A few tweets about his presentation, with apologies for reposting the certainly inadvertent decapitation:
Robert Sink presents on the potential lesbian relationships of #NYC #librarians. 60% of #ProgressiveEra NYPL librarians never married. 52 women librarians can be placed on the "lesbian continuum" #RNY2017 #SexualityStudies #LGBTQHistory pic.twitter.com/DMq9h09XO7
— Danielle Funiciello (@ADotChurch) November 17, 2017
Many of the partnerships and cohabitations Sink discusses lasted longer than 30 years. Relationships are corraborated by "we" and "our" language in letters. #RNY2017
— Danielle Funiciello (@ADotChurch) November 17, 2017
Bob Sink uses Adrienne Rich's lesbian continum as framework for his study of NYC librarians #RNY2017
— Railroad Jack (@FindingRRJack) November 17, 2017
As we finished, Rob Snyder invited discussion among us and from the audience by posing this thought, which he developed with specific questions for each of us:
“All of these presentations call to mind an essay by Elizabeth Israels Perry, published in 2002: “Men Are From the Gilded Age, Women are From the Progressive Era.” Her essay examined trends in historiography, and how Gilded Age historians once focused on male presidents and Progressive Era historians looked at political parties, the cult of efficiency, municipal reform and the incorporation of America in ways that ignored women.

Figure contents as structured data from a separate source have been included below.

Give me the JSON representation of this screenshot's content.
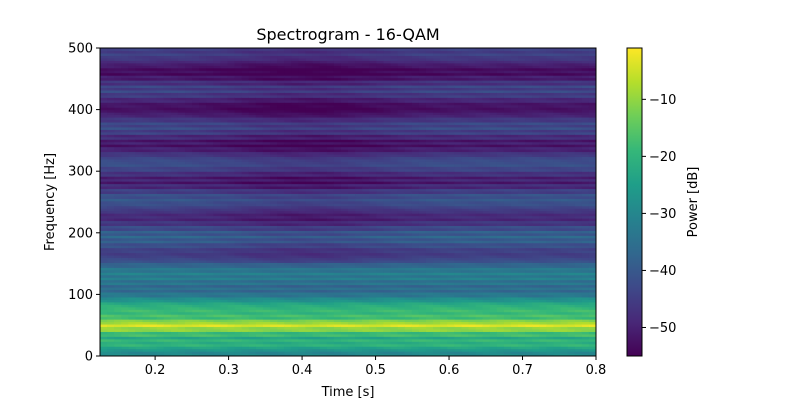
{
  "chart_data": {
    "type": "heatmap",
    "title": "Spectrogram - 16-QAM",
    "xlabel": "Time [s]",
    "ylabel": "Frequency [Hz]",
    "xlim": [
      0.125,
      0.8
    ],
    "ylim": [
      0,
      500
    ],
    "x_ticks": [
      "0.2",
      "0.3",
      "0.4",
      "0.5",
      "0.6",
      "0.7",
      "0.8"
    ],
    "y_ticks": [
      "0",
      "100",
      "200",
      "300",
      "400",
      "500"
    ],
    "colorbar": {
      "label": "Power [dB]",
      "range": [
        -55,
        -1
      ],
      "ticks": [
        "−10",
        "−20",
        "−30",
        "−40",
        "−50"
      ],
      "colormap": "viridis"
    },
    "colormap_stops": [
      "#440154",
      "#482878",
      "#3e4989",
      "#31688e",
      "#26828e",
      "#1f9e89",
      "#35b779",
      "#6ece58",
      "#b5de2b",
      "#fde725"
    ],
    "frequency_profile_db": [
      {
        "f": 0,
        "db": -28
      },
      {
        "f": 8,
        "db": -32
      },
      {
        "f": 15,
        "db": -26
      },
      {
        "f": 22,
        "db": -24
      },
      {
        "f": 30,
        "db": -22
      },
      {
        "f": 38,
        "db": -14
      },
      {
        "f": 42,
        "db": -8
      },
      {
        "f": 47,
        "db": -2
      },
      {
        "f": 50,
        "db": -1
      },
      {
        "f": 55,
        "db": -4
      },
      {
        "f": 60,
        "db": -16
      },
      {
        "f": 70,
        "db": -22
      },
      {
        "f": 85,
        "db": -25
      },
      {
        "f": 100,
        "db": -30
      },
      {
        "f": 130,
        "db": -36
      },
      {
        "f": 160,
        "db": -40
      },
      {
        "f": 200,
        "db": -43
      },
      {
        "f": 250,
        "db": -45
      },
      {
        "f": 300,
        "db": -46
      },
      {
        "f": 400,
        "db": -48
      },
      {
        "f": 500,
        "db": -49
      }
    ]
  }
}
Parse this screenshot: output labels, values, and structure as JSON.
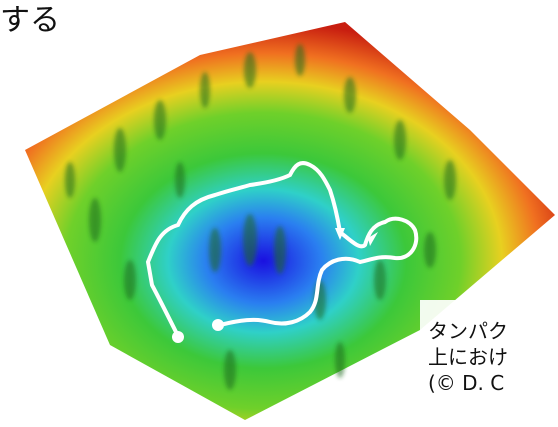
{
  "heading": {
    "text": "する"
  },
  "caption": {
    "lines": [
      "タンパク",
      "上におけ",
      "(© D. C"
    ]
  }
}
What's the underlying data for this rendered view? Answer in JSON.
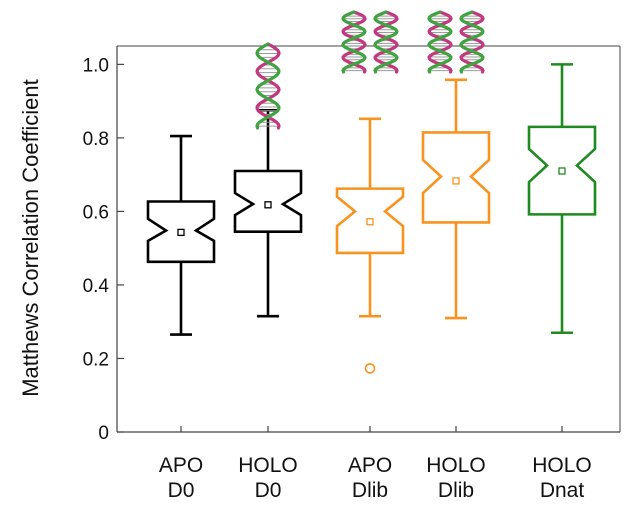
{
  "chart_data": {
    "type": "boxplot",
    "ylabel": "Matthews Correlation Coefficient",
    "ylim": [
      0,
      1.05
    ],
    "yticks": [
      0,
      0.2,
      0.4,
      0.6,
      0.8,
      1.0
    ],
    "ytick_labels": [
      "0",
      "0.2",
      "0.4",
      "0.6",
      "0.8",
      "1.0"
    ],
    "categories": [
      {
        "line1": "APO",
        "line2": "D0"
      },
      {
        "line1": "HOLO",
        "line2": "D0"
      },
      {
        "line1": "APO",
        "line2": "Dlib"
      },
      {
        "line1": "HOLO",
        "line2": "Dlib"
      },
      {
        "line1": "HOLO",
        "line2": "Dnat"
      }
    ],
    "series": [
      {
        "whisker_low": 0.265,
        "q1": 0.463,
        "median": 0.548,
        "q3": 0.627,
        "whisker_high": 0.805,
        "mean": 0.543,
        "notch_low": 0.52,
        "notch_high": 0.58,
        "outliers": [],
        "color": "#000000",
        "dna_icons": 0
      },
      {
        "whisker_low": 0.315,
        "q1": 0.545,
        "median": 0.62,
        "q3": 0.71,
        "whisker_high": 0.875,
        "mean": 0.618,
        "notch_low": 0.59,
        "notch_high": 0.65,
        "outliers": [],
        "color": "#000000",
        "dna_icons": 1
      },
      {
        "whisker_low": 0.315,
        "q1": 0.487,
        "median": 0.6,
        "q3": 0.662,
        "whisker_high": 0.852,
        "mean": 0.572,
        "notch_low": 0.56,
        "notch_high": 0.64,
        "outliers": [
          0.173
        ],
        "color": "#f7931e",
        "dna_icons": 2
      },
      {
        "whisker_low": 0.31,
        "q1": 0.57,
        "median": 0.695,
        "q3": 0.815,
        "whisker_high": 0.958,
        "mean": 0.683,
        "notch_low": 0.65,
        "notch_high": 0.74,
        "outliers": [],
        "color": "#f7931e",
        "dna_icons": 2
      },
      {
        "whisker_low": 0.27,
        "q1": 0.592,
        "median": 0.725,
        "q3": 0.83,
        "whisker_high": 1.0,
        "mean": 0.71,
        "notch_low": 0.68,
        "notch_high": 0.77,
        "outliers": [],
        "color": "#1f8a1f",
        "dna_icons": 0
      }
    ],
    "grid": false,
    "legend": "none",
    "dna_icon_colors": {
      "strand_a": "#c2387f",
      "strand_b": "#3fa33f",
      "rung": "#9a9a9a"
    }
  }
}
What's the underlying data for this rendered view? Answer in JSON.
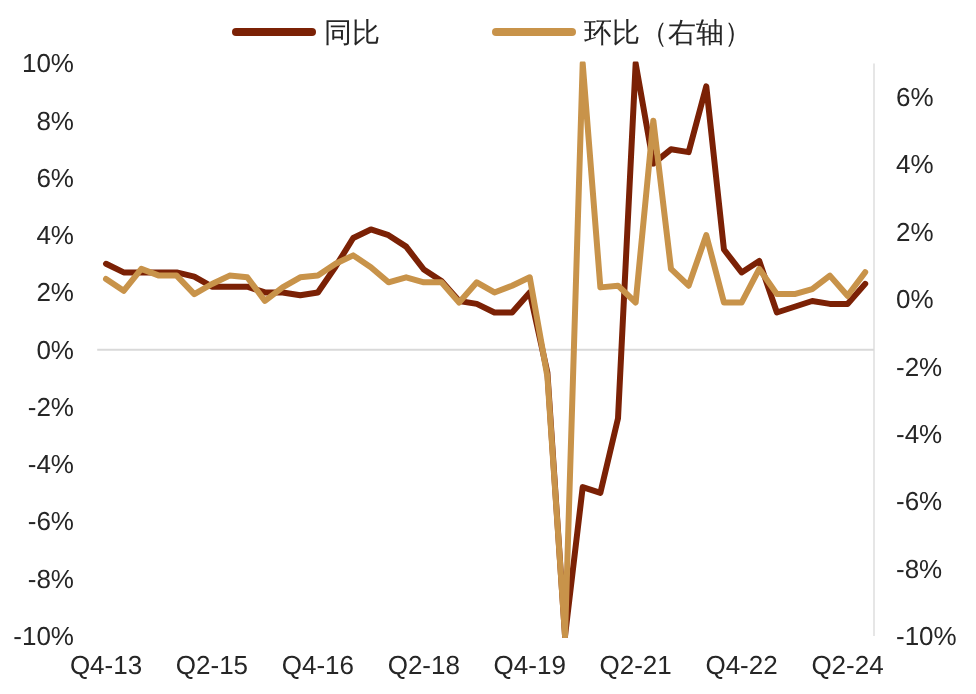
{
  "chart_data": {
    "type": "line",
    "legend": "top",
    "categories": [
      "Q4-13",
      null,
      null,
      null,
      null,
      null,
      "Q2-15",
      null,
      null,
      null,
      null,
      null,
      "Q4-16",
      null,
      null,
      null,
      null,
      null,
      "Q2-18",
      null,
      null,
      null,
      null,
      null,
      "Q4-19",
      null,
      null,
      null,
      null,
      null,
      "Q2-21",
      null,
      null,
      null,
      null,
      null,
      "Q4-22",
      null,
      null,
      null,
      null,
      null,
      "Q2-24",
      null
    ],
    "series": [
      {
        "name": "同比",
        "color": "#7b2105",
        "axis": "y",
        "values": [
          3.0,
          2.7,
          2.7,
          2.7,
          2.7,
          2.55,
          2.2,
          2.2,
          2.2,
          2.0,
          2.0,
          1.9,
          2.0,
          2.9,
          3.9,
          4.2,
          4.0,
          3.6,
          2.8,
          2.4,
          1.7,
          1.6,
          1.3,
          1.3,
          2.0,
          -0.8,
          -10,
          -4.8,
          -5.0,
          -2.4,
          10,
          6.5,
          7.0,
          6.9,
          9.2,
          3.5,
          2.7,
          3.1,
          1.3,
          1.5,
          1.7,
          1.6,
          1.6,
          2.3
        ]
      },
      {
        "name": "环比（右轴）",
        "color": "#c8934a",
        "axis": "y2",
        "values": [
          0.6,
          0.25,
          0.9,
          0.7,
          0.7,
          0.15,
          0.45,
          0.7,
          0.65,
          -0.05,
          0.35,
          0.65,
          0.7,
          1.05,
          1.3,
          0.95,
          0.5,
          0.65,
          0.5,
          0.5,
          -0.1,
          0.5,
          0.2,
          0.4,
          0.65,
          -2.3,
          -10,
          7,
          0.35,
          0.4,
          -0.1,
          5.3,
          0.9,
          0.4,
          1.9,
          -0.1,
          -0.1,
          0.9,
          0.15,
          0.15,
          0.3,
          0.7,
          0.1,
          0.8
        ]
      }
    ],
    "ylim": [
      -10,
      10
    ],
    "yticks": [
      {
        "value": -10,
        "label": "-10%"
      },
      {
        "value": -8,
        "label": "-8%"
      },
      {
        "value": -6,
        "label": "-6%"
      },
      {
        "value": -4,
        "label": "-4%"
      },
      {
        "value": -2,
        "label": "-2%"
      },
      {
        "value": 0,
        "label": "0%"
      },
      {
        "value": 2,
        "label": "2%"
      },
      {
        "value": 4,
        "label": "4%"
      },
      {
        "value": 6,
        "label": "6%"
      },
      {
        "value": 8,
        "label": "8%"
      },
      {
        "value": 10,
        "label": "10%"
      }
    ],
    "y2lim": [
      -10,
      7
    ],
    "y2ticks": [
      {
        "value": -10,
        "label": "-10%"
      },
      {
        "value": -8,
        "label": "-8%"
      },
      {
        "value": -6,
        "label": "-6%"
      },
      {
        "value": -4,
        "label": "-4%"
      },
      {
        "value": -2,
        "label": "-2%"
      },
      {
        "value": 0,
        "label": "0%"
      },
      {
        "value": 2,
        "label": "2%"
      },
      {
        "value": 4,
        "label": "4%"
      },
      {
        "value": 6,
        "label": "6%"
      }
    ]
  }
}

“Those days are more than not behind us, I think. And these three presentations are good examples of a richer view of the history of the Progressive Era that takes gender and women seriously. The papers also illuminate the importance of women’s actions, and struggles over women’s rights, in American history.”
— – – – – –
Just a couple of more of the packed, fine day’s highlights:
The keynote address by Susanah Romey of NYU’s History Department, was illuminating. She spoke on selections from her book, New Netherland Connections, titling her talk “Women and the Dutch Colony: What New Netherland Can Teach Us About Intimate Networks and the Colonization of North America.” The book won the 2014 Book Prize of the Berkshire Conference of Women Historians, the Annual Hendricks Award for 2013 of the New Netherland Institute, and the 2013 Jamestown Prize of the Omohundro Institute of Early American History and Culture.
A great panel featured those who contributed essays to the catalogue of the State Museum’s women’s suffrage centennial exhibition (the cover shown on the screen behind them)
L to R: Jennifer Lemak, Chief Curator of History, State Museum of New York; Robert Chiles (Maryland); Karen Pastorello (Tompkins Cortland CC); Jessica Derleth (Binghamton); Traci Langworthy (Jamestown CC); Shannon Risk (Niagara); Susan Goodier (SUNY Oneonta); and (not pictured) Ashley Hopkins-Benton, Senior Historian/Curator for Social History, State Museum of New York.
And, to top off the evening, there was a discussion of, and brief performed segment from a forthcoming opera, “Aleda or the Flight of the Suff Bird Women.” Its composer and librettist, Max Caplan, spoke for the performers, known as the Musicians of Ma’alwyck. The story centers on the suffragist and aviator, Leda Richberg-Horsnby, and an ill-fated effort at an airborne publicity stunt for the suffrage movement, which you can read about here.
All in all a great day. Many thanks to the organizers and SUNY Albany.